Sual
Cevap
Nitekim İbni Abidin hazer ve ibâha bahsinde der ki: Bir müslüman kadın eğere binmemelidir. Çünkü hadîs-i şerif vardır. O da şudur: «Cenab-ı Hak eğerler üzerindeki ferçlere lânet etmiştir.» Hadîsin manâsı sabittir. Zira Buhârî ve başka kitaplarda şu hadîs vardır: «Allah Resulü kendilerini kadınlara benzeten erkeklere ve kendini erkeklere benzeten kadınlara lanet etmiştir».
Taberânî’nin rivayet ettiği hadisle şöyle denilmektedir: «Bir kadın boynuna yay astığı halde Resulullah'ın yanından geçti. Manzarayı gören Peygamber aleyhisselâm buyurdular: «Allah kadınlardan kendisini erkeklere, erkeklerden de kendisini kadınlara benzetene lânet etmiştir.»
Kadın, meşru bir maksatla ata binebilir. Bu halde de ya bir mahreminin yedeğinde olacak, yahud atı bir mahremi çekecektir. Ulemâ bu hadîs-i şerifleri nazara alarak, kadınların araba sürmesine cevâz vermemiştir. O günki atın yerine bugün araba kaimdir. Ancak kadının sürücü olmamak kaydıyla arabaya binmesi câizdir.

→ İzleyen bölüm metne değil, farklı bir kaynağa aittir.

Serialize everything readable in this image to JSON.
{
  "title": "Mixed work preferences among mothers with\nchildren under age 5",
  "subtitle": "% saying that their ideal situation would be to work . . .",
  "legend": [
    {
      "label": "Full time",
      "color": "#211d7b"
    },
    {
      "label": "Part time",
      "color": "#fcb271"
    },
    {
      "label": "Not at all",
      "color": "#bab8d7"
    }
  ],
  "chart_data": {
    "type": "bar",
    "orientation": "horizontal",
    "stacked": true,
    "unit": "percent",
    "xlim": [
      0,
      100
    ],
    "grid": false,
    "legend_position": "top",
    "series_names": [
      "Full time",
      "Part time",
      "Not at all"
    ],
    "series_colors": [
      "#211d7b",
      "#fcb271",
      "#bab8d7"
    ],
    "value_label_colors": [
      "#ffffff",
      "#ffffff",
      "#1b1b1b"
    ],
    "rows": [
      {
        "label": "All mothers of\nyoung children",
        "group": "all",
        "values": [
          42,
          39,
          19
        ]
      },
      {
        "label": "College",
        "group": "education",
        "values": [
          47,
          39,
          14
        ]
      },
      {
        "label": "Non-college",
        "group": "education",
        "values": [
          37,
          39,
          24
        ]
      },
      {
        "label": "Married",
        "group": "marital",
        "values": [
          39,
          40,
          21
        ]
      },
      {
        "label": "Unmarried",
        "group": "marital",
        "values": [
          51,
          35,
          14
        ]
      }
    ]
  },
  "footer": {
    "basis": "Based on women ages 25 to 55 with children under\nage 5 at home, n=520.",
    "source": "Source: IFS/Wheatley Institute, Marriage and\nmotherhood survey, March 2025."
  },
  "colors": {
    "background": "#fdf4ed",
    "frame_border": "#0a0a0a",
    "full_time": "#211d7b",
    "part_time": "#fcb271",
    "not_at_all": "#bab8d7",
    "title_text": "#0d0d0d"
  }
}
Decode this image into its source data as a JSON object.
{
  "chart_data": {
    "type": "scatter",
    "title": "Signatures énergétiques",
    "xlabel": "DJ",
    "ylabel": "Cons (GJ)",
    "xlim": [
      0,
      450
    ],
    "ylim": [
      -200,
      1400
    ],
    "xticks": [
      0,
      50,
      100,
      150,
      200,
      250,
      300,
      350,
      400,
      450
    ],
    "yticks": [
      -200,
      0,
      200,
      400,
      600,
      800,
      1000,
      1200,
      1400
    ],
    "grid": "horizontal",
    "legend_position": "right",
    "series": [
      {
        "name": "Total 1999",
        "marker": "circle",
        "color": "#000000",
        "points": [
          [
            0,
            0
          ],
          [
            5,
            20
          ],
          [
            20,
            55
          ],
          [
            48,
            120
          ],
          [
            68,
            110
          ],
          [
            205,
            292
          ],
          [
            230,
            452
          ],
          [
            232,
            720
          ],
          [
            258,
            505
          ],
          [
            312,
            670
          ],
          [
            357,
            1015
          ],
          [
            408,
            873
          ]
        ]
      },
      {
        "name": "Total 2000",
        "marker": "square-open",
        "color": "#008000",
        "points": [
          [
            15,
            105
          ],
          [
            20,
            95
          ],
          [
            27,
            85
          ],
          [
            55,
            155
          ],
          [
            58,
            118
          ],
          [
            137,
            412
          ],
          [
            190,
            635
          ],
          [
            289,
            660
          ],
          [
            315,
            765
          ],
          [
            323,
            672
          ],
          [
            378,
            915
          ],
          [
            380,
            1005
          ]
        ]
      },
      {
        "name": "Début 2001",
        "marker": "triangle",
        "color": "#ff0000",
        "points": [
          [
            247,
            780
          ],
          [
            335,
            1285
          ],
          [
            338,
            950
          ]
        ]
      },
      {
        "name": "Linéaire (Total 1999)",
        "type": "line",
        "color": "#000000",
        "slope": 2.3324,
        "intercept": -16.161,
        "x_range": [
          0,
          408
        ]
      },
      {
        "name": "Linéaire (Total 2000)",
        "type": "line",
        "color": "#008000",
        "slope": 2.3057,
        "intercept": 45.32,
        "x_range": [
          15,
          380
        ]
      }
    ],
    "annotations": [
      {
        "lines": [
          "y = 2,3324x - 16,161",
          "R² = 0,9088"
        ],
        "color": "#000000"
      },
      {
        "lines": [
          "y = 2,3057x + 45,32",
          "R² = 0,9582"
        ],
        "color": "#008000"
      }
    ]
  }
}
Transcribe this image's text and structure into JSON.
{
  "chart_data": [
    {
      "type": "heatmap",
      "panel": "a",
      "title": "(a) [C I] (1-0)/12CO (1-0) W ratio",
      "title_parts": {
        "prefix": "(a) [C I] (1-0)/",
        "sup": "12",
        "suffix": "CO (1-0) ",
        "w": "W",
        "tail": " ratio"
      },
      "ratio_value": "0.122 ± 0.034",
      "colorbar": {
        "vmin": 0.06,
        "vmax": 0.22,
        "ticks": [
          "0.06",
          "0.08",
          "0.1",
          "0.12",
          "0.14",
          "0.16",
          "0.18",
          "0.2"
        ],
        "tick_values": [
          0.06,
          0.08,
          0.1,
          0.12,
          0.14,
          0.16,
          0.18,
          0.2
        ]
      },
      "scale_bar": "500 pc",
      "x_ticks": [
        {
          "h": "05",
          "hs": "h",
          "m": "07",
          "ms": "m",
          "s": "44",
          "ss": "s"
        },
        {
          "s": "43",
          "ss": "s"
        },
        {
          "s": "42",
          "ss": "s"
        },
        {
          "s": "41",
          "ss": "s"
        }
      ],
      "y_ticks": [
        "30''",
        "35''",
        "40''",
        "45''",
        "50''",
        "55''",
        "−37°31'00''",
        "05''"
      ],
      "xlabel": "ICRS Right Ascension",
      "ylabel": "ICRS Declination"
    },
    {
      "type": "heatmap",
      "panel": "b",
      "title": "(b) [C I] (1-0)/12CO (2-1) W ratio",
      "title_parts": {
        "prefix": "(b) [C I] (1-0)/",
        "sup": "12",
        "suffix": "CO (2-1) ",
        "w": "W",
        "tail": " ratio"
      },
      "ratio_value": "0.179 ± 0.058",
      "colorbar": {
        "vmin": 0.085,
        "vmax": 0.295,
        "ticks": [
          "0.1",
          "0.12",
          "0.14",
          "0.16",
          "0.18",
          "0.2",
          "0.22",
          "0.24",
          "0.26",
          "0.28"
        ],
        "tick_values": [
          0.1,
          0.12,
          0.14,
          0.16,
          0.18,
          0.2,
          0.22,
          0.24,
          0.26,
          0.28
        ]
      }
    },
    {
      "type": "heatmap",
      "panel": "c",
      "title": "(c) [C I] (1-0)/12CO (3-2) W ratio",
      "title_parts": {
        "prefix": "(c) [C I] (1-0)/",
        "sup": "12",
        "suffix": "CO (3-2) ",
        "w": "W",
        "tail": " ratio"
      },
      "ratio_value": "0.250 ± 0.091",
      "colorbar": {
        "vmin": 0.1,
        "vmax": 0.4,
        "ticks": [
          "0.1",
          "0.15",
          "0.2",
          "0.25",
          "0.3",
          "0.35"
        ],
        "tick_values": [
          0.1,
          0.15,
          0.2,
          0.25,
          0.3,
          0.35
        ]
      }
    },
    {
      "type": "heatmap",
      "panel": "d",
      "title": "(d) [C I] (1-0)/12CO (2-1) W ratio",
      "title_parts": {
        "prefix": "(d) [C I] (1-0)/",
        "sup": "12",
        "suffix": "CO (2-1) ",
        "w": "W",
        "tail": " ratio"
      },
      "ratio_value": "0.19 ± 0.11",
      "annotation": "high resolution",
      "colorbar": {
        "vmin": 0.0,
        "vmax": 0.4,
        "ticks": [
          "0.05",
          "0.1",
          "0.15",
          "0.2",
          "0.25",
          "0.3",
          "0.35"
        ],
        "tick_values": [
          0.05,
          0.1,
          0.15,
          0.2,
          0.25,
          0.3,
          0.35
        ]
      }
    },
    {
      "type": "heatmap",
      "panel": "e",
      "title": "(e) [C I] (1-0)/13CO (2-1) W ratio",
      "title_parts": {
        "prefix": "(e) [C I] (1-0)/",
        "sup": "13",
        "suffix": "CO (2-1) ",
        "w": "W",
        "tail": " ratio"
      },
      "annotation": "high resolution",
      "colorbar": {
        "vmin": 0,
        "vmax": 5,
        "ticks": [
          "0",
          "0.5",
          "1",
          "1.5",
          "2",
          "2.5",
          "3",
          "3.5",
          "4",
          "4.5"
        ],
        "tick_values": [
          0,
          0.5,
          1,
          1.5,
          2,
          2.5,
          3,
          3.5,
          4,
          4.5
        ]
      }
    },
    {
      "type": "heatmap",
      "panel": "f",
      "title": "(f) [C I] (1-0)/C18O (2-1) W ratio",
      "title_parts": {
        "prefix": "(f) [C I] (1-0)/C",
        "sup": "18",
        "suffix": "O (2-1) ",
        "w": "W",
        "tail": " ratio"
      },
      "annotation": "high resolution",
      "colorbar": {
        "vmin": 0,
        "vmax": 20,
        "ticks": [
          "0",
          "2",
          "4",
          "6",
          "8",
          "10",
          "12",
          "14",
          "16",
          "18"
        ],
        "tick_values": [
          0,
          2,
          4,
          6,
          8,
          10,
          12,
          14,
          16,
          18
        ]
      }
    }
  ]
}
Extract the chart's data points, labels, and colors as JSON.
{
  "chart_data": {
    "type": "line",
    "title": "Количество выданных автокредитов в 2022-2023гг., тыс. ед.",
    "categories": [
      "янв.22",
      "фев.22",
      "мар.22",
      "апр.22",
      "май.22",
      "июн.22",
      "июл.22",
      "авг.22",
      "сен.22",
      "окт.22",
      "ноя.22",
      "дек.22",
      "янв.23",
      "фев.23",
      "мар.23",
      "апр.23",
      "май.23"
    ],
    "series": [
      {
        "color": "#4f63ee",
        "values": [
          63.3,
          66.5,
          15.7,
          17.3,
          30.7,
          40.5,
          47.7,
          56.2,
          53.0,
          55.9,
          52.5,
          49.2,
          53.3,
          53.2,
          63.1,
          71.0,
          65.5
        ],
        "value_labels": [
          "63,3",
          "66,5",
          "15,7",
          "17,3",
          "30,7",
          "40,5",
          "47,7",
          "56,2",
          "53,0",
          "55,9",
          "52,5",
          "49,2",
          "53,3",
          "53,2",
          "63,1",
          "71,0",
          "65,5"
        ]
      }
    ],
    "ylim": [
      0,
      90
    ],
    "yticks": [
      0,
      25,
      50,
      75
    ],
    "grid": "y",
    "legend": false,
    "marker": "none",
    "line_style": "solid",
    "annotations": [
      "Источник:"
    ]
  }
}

Mesele, atta da, arabada da sevk ve idarenin kadında olmaması keyfiyetidir. Nitekim Asr-ı Saadet’te hanımlar bir dâbbeye (ata, merkebe, deveye vs) bindikleri zaman, Hazret-i Peygamber mahremlerinden birinin terdîfini, yani yedekte gitmesini veya yularını tutmasını emrederdi (Buhârî, Müslim).
Bir müslime hatun alakalı hadis gereği eyere [yalnız başına] binemez. Bu, telehhî (oyun, eğlence) sebebiyle olduğu zamandır. Eğer gaza, hac için olursa veya dini veya dünyevi bir maksad için olursa binmesinde bir beis yoktur (İbn Abidin) Bu da yanında mahremi olma şartına bağlıdır. Bugün kavgaların sık yaşandığı ve küfürlerin gırla gittiği trafikte hassas yaratılmış olan kadınların yalnız başlarına kalmaları muhtelif menfi neticelere sebebiyet verebilmektedir.